The commission was expected to release its report later this month, ahead of the 2020 presidential election. President Trump has made law enforcement and public safety one of the central themes of his reelection campaign.
The NAACP Legal Defense Fund (LDF) filed the lawsuit earlier this year seeking more diversity on the commission. Attorney General William P. Barr and the Justice Department were both named as defendants.
Justice Department lawyers had argued that the commission was not subject to the Federal Advisory Committee Act. Department, but did not challenge claims it would run afoul of the law, if applicable.

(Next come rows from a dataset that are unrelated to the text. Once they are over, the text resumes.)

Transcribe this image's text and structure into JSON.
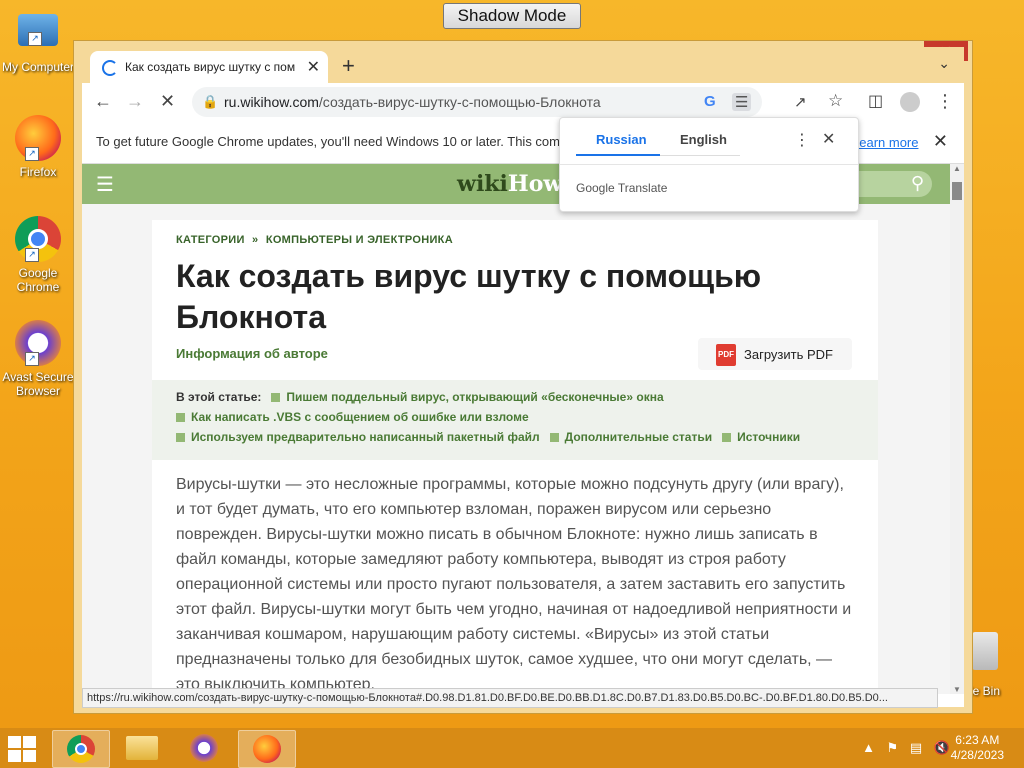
{
  "shadow_mode": "Shadow Mode",
  "desktop_icons": [
    {
      "label": "My Computer",
      "icon": "computer-icon"
    },
    {
      "label": "Firefox",
      "icon": "firefox-icon"
    },
    {
      "label": "Google Chrome",
      "icon": "chrome-icon"
    },
    {
      "label": "Avast Secure Browser",
      "icon": "avast-icon"
    },
    {
      "label": "cle Bin",
      "icon": "recycle-bin-icon"
    }
  ],
  "tab": {
    "title": "Как создать вирус шутку с помощ"
  },
  "address": {
    "domain": "ru.wikihow.com",
    "path": "/создать-вирус-шутку-с-помощью-Блокнота"
  },
  "infobar": {
    "text": "To get future Google Chrome updates, you'll need Windows 10 or later. This com",
    "link": "Learn more"
  },
  "translate": {
    "lang1": "Russian",
    "lang2": "English",
    "brand": "Google Translate"
  },
  "site": {
    "logo_a": "wiki",
    "logo_b": "How"
  },
  "article": {
    "crumb1": "КАТЕГОРИИ",
    "crumb_sep": "»",
    "crumb2": "КОМПЬЮТЕРЫ И ЭЛЕКТРОНИКА",
    "title": "Как создать вирус шутку с помощью Блокнота",
    "author": "Информация об авторе",
    "pdf": "Загрузить PDF",
    "toc_lead": "В этой статье:",
    "toc": [
      "Пишем поддельный вирус, открывающий «бесконечные» окна",
      "Как написать .VBS с сообщением об ошибке или взломе",
      "Используем предварительно написанный пакетный файл",
      "Дополнительные статьи",
      "Источники"
    ],
    "body": "Вирусы-шутки — это несложные программы, которые можно подсунуть другу (или врагу), и тот будет думать, что его компьютер взломан, поражен вирусом или серьезно поврежден. Вирусы-шутки можно писать в обычном Блокноте: нужно лишь записать в файл команды, которые замедляют работу компьютера, выводят из строя работу операционной системы или просто пугают пользователя, а затем заставить его запустить этот файл. Вирусы-шутки могут быть чем угодно, начиная от надоедливой неприятности и заканчивая кошмаром, нарушающим работу системы. «Вирусы» из этой статьи предназначены только для безобидных шуток, самое худшее, что они могут сделать, — это выключить компьютер."
  },
  "status_url": "https://ru.wikihow.com/создать-вирус-шутку-с-помощью-Блокнота#.D0.98.D1.81.D0.BF.D0.BE.D0.BB.D1.8C.D0.B7.D1.83.D0.B5.D0.BC-.D0.BF.D1.80.D0.B5.D0...",
  "clock": {
    "time": "6:23 AM",
    "date": "4/28/2023"
  }
}
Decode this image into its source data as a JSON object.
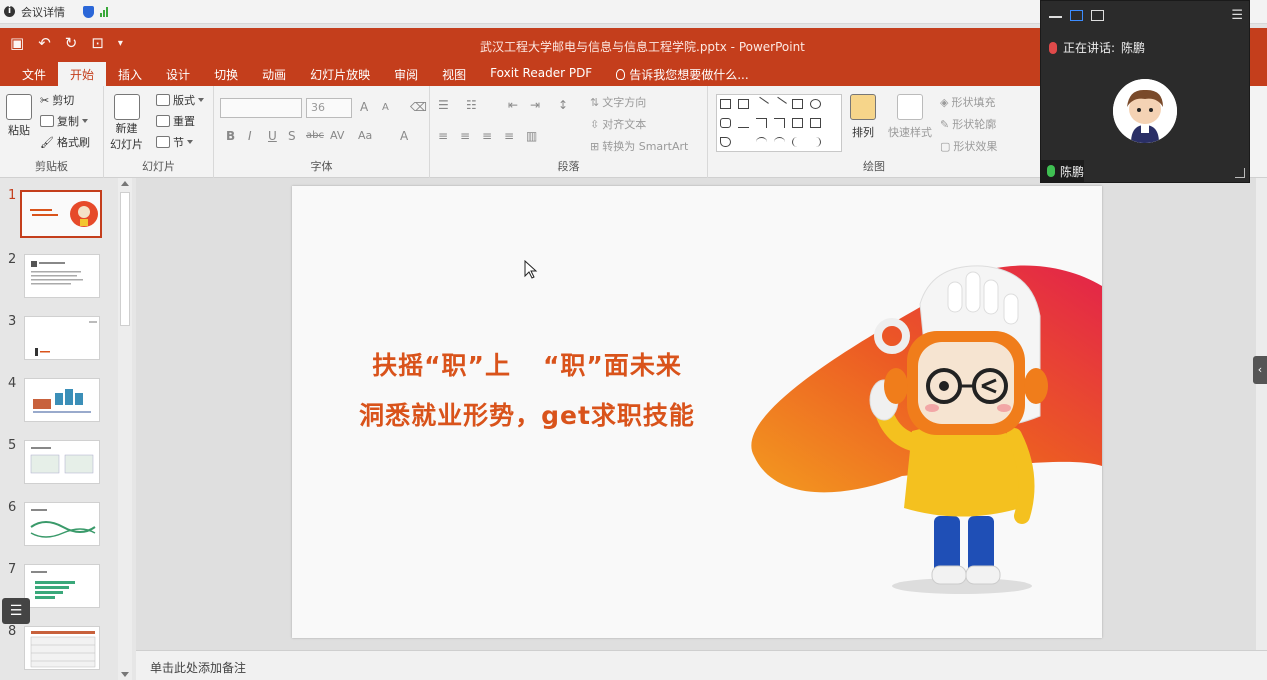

Judge Bates ruled that the LDF had suffered an injury because its voice was denied access to the commission. He ordered both parties to submit additional briefs on how to ensure the commission has a “fairly balanced” membership.
“Because Attorney General Barr appointed the Commissioners at the same time as establishing the Commission, and only selected from those with law enforcement backgrounds, it does not appear that LDF and its representatives had an opportunity to formally apply for Commission membership,” Judge Bates wrote.
Mr. Barr unveiled the commission in January, following an executive order in October 2019. It is tasked with studying mental illness, homelessness, substance abuse and other issues that impact law enforcement efforts to reduce crime.
At the time, the Justice Department said the panel would explore “modern issues affecting law enforcement that most impact the ability of the American people to reduce crime.”
All of the commission’s 18 members work in law enforcement, and no defense attorneys, civil rights organizations or academics were included. The commission has 15 working groups, but they are largely made up of police officials or prosecutors.
Sherrilyn Ifill, LDF’s president and director-counsel, hailed the decision as “an important step in the right direction.”